If you're a long time reader, you know my struggles with gnocchi. I love it, but it requires patience to make. Patience is something I don't always have.
But that it potato-based gnocchi. Friends, ricotta gnocchi is so much more forgiving! And delicious. Little delicate pillows of wonderful.
Ricotta Gnocchi
From the Italian Chef
Serves 6
3.25 cups of flour
2 eggs
1.5 pound of ricotta cheese, well drained
1/2 cup freshly grated Parmesan cheese
pinch of salt & pepper
1 teaspoon of olive oil
Set a large pot of water on the stove over high heat to come to a boil
Place three cups of flour in a large bowl. In a small bowl, lightly beat your eggs with a fork. Add the eggs to the flour. Add the ricotta, Parmesan, and the salt and pepper. Using your hands, mix the ingredients to form a dough.
Sprinkle a clean, dry countertop with some flour.
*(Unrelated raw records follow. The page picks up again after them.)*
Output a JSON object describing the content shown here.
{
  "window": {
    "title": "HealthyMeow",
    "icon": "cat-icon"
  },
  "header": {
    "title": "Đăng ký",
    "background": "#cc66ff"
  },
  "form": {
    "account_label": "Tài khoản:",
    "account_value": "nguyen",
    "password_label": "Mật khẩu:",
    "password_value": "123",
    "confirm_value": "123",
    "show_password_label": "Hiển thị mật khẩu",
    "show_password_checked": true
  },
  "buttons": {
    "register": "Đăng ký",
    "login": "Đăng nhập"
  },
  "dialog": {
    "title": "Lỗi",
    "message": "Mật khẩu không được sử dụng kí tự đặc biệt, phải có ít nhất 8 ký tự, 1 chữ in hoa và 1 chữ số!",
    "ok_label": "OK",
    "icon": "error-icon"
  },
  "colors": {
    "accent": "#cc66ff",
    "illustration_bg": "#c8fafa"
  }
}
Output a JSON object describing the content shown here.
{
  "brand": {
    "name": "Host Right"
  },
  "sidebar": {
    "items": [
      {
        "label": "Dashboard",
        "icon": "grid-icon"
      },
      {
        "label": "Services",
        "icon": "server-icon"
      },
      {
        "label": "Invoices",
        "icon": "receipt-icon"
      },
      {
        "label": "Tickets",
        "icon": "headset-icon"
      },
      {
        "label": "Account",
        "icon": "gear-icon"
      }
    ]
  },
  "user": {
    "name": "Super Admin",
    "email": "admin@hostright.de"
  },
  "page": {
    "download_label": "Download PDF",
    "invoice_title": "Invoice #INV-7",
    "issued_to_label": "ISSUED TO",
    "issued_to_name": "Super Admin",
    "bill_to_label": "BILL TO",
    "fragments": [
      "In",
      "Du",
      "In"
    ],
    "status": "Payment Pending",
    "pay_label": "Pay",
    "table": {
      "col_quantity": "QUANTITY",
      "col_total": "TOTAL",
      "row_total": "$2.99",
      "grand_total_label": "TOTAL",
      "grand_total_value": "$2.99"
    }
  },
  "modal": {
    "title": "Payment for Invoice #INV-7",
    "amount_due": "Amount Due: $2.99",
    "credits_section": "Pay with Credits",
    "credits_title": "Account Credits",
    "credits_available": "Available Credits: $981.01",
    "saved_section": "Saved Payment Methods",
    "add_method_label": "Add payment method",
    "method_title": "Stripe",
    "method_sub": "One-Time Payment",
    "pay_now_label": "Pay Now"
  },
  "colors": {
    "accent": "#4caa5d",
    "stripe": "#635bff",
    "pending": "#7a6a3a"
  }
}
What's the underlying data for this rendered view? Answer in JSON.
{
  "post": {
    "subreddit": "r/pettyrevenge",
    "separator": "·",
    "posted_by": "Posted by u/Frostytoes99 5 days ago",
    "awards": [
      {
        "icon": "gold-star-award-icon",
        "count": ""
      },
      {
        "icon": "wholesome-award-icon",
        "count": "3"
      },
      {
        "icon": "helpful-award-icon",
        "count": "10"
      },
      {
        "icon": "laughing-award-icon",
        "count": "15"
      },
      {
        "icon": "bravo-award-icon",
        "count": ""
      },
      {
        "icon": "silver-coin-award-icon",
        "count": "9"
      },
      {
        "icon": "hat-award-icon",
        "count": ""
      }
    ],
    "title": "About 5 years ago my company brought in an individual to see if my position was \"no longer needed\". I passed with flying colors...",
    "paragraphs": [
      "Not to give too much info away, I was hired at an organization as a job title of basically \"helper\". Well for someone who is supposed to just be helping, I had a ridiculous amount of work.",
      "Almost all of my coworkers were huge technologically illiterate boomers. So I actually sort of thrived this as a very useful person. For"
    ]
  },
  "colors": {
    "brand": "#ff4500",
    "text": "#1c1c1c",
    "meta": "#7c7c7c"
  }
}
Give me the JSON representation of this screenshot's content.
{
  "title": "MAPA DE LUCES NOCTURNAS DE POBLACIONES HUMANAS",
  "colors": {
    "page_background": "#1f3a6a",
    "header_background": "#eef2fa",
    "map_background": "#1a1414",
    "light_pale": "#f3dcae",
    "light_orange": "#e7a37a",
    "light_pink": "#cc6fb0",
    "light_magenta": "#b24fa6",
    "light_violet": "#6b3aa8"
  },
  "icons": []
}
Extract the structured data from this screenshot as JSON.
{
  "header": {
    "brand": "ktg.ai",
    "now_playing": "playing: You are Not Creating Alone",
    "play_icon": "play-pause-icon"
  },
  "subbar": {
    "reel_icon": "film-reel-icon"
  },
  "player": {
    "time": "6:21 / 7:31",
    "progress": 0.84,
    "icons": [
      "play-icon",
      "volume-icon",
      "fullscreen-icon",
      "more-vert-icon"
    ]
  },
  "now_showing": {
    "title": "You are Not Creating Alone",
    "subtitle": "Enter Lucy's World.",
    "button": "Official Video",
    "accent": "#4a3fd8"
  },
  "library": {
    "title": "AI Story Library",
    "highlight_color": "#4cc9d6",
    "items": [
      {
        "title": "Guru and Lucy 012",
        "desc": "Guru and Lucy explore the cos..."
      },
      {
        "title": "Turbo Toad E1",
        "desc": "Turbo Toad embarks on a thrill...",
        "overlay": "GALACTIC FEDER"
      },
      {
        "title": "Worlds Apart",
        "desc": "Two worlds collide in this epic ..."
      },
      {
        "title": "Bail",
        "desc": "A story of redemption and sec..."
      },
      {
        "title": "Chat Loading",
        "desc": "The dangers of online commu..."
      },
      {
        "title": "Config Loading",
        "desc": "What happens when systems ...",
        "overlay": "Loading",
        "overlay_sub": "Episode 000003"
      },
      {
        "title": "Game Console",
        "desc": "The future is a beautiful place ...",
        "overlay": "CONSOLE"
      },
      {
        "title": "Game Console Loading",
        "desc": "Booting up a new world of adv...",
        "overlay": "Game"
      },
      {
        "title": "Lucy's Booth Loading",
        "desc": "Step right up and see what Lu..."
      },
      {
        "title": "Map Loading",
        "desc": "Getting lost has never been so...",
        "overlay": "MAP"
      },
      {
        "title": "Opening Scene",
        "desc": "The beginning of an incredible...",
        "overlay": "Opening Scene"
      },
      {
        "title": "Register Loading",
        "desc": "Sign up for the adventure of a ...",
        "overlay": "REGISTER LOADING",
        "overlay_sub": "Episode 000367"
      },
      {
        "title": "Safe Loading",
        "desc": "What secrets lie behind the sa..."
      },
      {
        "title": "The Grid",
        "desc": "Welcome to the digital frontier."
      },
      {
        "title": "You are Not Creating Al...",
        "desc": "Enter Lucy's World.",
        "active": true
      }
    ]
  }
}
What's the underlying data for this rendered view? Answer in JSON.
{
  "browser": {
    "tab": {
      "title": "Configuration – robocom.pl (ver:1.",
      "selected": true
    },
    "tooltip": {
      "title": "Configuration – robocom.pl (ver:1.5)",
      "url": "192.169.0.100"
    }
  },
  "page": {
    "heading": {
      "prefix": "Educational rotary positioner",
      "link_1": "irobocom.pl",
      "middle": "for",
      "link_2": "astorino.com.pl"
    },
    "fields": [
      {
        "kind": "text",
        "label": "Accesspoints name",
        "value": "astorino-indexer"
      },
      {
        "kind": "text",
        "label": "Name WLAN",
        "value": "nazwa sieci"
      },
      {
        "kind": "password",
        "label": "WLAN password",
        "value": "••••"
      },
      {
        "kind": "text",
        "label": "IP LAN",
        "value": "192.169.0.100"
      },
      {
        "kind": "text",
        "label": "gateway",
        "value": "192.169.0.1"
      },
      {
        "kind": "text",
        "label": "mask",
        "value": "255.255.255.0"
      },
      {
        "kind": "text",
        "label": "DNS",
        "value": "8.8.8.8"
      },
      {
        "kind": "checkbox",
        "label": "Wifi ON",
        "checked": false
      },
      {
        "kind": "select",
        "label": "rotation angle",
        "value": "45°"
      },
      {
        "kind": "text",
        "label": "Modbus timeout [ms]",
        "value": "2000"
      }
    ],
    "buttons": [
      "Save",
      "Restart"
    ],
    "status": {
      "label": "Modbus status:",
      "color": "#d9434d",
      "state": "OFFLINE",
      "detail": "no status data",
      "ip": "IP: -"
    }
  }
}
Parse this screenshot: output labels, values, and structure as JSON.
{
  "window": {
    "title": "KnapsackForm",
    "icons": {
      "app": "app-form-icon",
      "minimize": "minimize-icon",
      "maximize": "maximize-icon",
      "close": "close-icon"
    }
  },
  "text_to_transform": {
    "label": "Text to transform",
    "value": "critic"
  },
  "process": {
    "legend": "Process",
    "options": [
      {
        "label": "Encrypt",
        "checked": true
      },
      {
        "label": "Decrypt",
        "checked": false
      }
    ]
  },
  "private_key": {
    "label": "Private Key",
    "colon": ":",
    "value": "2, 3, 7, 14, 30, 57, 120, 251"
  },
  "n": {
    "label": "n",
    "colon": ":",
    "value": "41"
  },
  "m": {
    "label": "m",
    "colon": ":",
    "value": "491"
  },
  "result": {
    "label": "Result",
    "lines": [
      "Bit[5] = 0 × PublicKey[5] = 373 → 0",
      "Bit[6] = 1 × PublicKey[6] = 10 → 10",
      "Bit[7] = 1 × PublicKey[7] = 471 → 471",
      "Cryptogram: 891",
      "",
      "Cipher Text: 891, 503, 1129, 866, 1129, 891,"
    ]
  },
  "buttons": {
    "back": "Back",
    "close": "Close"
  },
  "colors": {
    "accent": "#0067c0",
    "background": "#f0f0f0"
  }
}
Turn your dough out onto it and lightly knead for 2 to 3 minutes. If your dough is too sticky, gradually work in the remaining 1/4 cup. You want the dough to be somewhat tacky and soft, but not sticky.
Separate the dough into four pieces and roll each piece into a ball. Using both hands, roll each ball into a log about the width of your index finger. Cut each individual log into gnocchi-sized pieces (about 1/2 inch).
By this time, hopefully your water is boiling. Add a teaspoon of olive oil and your gnocchi. Boil the gnocchi for about 2 to 3 minutes or until they start floating to the top.
Remove the gnocchi from the water with a slotted spoon and serve with the braciole (or any other sauce you should desire).